Objectives: This study evaluated the efficacy of integrating a retrieval-augmented generation (RAG) model and a large language model (LLM) to improve the accuracy of drug name mapping across international vocabularies.
Methods: Drug ingredient names were translated into English using the Japanese Accepted Names for Pharmaceuticals. Drug concepts were extracted from the standard vocabulary of OHDSI, and the accuracy of mappings between translated terms and RxNorm was assessed by vector similarity, using the BioBERT-generated embedded vectors as the baseline. Subsequently, we developed LLMs with RAG that distinguished the final candidates from the baseline. We assessed the efficacy of the LLM with RAG in candidate selection by comparing it with conventional methods based on vector similarity.

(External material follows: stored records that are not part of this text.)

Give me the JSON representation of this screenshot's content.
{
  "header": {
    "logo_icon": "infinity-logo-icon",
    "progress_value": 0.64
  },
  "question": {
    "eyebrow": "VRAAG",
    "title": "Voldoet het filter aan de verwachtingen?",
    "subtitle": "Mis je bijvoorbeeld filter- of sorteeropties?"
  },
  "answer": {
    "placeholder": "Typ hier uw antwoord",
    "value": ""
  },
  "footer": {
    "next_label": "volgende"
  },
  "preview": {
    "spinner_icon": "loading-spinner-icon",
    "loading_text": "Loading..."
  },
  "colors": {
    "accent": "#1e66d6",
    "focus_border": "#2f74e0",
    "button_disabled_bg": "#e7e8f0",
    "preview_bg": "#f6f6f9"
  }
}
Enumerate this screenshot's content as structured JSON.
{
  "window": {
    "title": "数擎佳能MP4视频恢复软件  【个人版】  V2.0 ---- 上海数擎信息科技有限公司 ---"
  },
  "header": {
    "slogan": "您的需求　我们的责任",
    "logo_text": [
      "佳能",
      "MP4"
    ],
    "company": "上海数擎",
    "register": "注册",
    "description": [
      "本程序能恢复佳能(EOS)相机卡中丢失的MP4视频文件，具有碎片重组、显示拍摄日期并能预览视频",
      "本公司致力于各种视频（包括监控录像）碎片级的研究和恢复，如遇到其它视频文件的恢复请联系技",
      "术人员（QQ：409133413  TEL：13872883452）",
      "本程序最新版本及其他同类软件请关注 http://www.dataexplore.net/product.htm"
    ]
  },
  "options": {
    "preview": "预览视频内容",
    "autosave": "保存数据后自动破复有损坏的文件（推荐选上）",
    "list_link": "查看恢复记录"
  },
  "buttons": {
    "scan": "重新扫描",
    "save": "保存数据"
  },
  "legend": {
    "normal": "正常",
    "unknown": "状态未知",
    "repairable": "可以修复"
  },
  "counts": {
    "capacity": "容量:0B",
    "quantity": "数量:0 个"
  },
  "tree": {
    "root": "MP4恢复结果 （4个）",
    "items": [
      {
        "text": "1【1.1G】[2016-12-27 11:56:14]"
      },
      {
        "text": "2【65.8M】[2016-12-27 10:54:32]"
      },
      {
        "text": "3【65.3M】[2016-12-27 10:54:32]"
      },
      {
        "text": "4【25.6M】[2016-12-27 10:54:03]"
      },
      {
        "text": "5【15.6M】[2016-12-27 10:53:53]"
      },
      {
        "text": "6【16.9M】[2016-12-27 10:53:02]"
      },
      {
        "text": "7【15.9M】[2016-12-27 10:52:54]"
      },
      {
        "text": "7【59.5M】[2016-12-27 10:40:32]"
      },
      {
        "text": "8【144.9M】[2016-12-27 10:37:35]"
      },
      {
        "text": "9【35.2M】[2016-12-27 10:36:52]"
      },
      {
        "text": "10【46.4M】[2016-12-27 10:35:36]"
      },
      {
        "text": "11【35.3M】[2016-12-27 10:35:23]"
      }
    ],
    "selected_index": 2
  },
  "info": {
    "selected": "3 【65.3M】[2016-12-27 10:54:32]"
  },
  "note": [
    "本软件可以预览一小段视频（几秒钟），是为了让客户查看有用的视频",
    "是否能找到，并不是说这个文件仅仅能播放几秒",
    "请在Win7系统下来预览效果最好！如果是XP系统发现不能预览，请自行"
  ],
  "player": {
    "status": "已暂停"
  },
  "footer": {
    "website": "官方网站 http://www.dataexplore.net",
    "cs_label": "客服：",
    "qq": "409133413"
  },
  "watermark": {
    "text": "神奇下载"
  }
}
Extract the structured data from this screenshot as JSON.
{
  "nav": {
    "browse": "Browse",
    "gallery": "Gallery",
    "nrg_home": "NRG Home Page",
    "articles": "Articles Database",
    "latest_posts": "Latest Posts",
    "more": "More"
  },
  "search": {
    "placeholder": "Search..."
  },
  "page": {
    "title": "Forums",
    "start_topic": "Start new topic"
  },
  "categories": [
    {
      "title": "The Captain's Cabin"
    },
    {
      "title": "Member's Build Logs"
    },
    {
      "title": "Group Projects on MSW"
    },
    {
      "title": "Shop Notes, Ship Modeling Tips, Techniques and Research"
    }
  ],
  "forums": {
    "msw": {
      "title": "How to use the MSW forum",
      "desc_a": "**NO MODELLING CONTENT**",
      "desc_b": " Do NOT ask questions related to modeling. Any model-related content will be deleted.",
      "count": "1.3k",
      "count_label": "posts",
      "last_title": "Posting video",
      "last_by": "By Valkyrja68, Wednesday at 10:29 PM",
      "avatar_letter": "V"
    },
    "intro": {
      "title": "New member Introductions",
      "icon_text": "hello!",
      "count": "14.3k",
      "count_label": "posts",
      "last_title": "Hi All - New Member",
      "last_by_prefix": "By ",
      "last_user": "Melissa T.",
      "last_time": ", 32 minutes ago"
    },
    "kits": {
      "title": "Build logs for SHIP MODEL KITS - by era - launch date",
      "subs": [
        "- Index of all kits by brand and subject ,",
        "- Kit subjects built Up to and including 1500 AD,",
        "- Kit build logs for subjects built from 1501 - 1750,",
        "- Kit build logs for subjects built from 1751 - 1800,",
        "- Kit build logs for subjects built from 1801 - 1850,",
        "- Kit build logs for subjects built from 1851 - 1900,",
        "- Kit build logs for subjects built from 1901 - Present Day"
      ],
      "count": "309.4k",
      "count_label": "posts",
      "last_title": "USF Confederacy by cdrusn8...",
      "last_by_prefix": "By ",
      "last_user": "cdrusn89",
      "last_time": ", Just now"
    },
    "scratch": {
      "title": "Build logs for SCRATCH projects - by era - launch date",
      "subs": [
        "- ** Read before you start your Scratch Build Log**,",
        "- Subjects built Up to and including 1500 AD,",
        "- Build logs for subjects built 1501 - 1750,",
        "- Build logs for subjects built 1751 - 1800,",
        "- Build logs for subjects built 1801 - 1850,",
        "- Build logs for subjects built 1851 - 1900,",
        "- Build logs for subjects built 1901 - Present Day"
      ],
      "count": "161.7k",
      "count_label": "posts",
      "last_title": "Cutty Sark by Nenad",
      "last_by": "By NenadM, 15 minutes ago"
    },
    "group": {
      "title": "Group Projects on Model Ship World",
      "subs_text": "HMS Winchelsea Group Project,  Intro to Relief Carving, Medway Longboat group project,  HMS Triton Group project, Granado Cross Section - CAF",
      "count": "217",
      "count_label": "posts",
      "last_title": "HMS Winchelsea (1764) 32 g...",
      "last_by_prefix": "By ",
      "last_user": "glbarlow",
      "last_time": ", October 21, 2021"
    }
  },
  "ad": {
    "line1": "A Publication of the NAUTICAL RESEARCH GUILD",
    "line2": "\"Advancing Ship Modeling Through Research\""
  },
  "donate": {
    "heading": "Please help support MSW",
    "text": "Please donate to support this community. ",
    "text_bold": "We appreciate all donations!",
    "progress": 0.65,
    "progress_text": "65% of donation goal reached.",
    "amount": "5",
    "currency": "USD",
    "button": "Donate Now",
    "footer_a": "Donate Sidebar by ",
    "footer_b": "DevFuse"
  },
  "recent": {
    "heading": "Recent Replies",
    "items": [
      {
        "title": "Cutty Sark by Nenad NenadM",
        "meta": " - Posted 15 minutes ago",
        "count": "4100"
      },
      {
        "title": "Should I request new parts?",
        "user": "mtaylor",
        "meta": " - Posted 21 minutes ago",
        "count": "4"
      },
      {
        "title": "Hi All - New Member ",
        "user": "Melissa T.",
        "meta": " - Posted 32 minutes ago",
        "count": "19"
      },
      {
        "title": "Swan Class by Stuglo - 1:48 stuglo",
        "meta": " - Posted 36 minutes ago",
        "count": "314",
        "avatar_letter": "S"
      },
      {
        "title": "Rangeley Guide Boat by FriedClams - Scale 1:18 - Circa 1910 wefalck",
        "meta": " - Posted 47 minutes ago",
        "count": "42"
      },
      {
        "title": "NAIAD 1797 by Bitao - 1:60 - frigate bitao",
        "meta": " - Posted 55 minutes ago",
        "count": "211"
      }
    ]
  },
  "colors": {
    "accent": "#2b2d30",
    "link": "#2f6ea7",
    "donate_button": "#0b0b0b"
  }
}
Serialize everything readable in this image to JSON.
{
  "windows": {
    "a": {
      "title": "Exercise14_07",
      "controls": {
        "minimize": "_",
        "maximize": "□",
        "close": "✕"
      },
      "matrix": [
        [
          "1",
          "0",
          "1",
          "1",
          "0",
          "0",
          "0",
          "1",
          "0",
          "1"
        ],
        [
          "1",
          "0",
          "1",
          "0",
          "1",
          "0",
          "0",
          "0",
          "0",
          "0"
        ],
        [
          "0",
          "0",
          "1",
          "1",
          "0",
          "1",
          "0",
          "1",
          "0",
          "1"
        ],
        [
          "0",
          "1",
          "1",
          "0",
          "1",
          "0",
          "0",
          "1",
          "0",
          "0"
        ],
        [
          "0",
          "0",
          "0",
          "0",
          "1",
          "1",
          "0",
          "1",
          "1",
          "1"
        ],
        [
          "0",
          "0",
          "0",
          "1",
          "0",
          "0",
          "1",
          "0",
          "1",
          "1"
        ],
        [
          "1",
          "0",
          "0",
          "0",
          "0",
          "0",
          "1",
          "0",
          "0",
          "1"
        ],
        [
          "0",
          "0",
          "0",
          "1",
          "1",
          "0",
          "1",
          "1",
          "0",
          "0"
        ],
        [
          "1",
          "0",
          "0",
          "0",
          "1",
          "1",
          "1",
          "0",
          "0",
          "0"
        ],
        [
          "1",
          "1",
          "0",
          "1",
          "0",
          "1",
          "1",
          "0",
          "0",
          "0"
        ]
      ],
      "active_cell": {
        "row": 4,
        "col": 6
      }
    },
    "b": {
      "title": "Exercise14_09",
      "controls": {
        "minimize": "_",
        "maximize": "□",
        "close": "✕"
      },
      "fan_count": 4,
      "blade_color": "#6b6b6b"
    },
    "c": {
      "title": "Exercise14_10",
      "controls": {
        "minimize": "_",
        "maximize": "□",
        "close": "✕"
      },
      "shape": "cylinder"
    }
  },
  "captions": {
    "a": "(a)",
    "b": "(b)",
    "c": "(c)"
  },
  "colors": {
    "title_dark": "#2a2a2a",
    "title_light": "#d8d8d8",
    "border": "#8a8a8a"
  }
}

Results: The evaluation metrics demonstrated the superior performance of the combined LLM + RAG over traditional vector similarity methods. Notably, the hit rates of the Mixtral 8x7b and GPT-3.5 models exceeded 90%, significantly outperforming the baseline rate of 64% across stratified groups of PO drugs, injections, and all interventions. Furthermore, the r-precision metric, which measures the alignment between model judgment and human evaluation, revealed a notable improvement in LLM performance, ranging from 41% to 50% compared to the baseline of 23%.
Conclusions: Integrating an RAG and an LLM outperformed conventional string comparison and embedding vector similarity techniques, offering a more refined approach to global drug information mapping.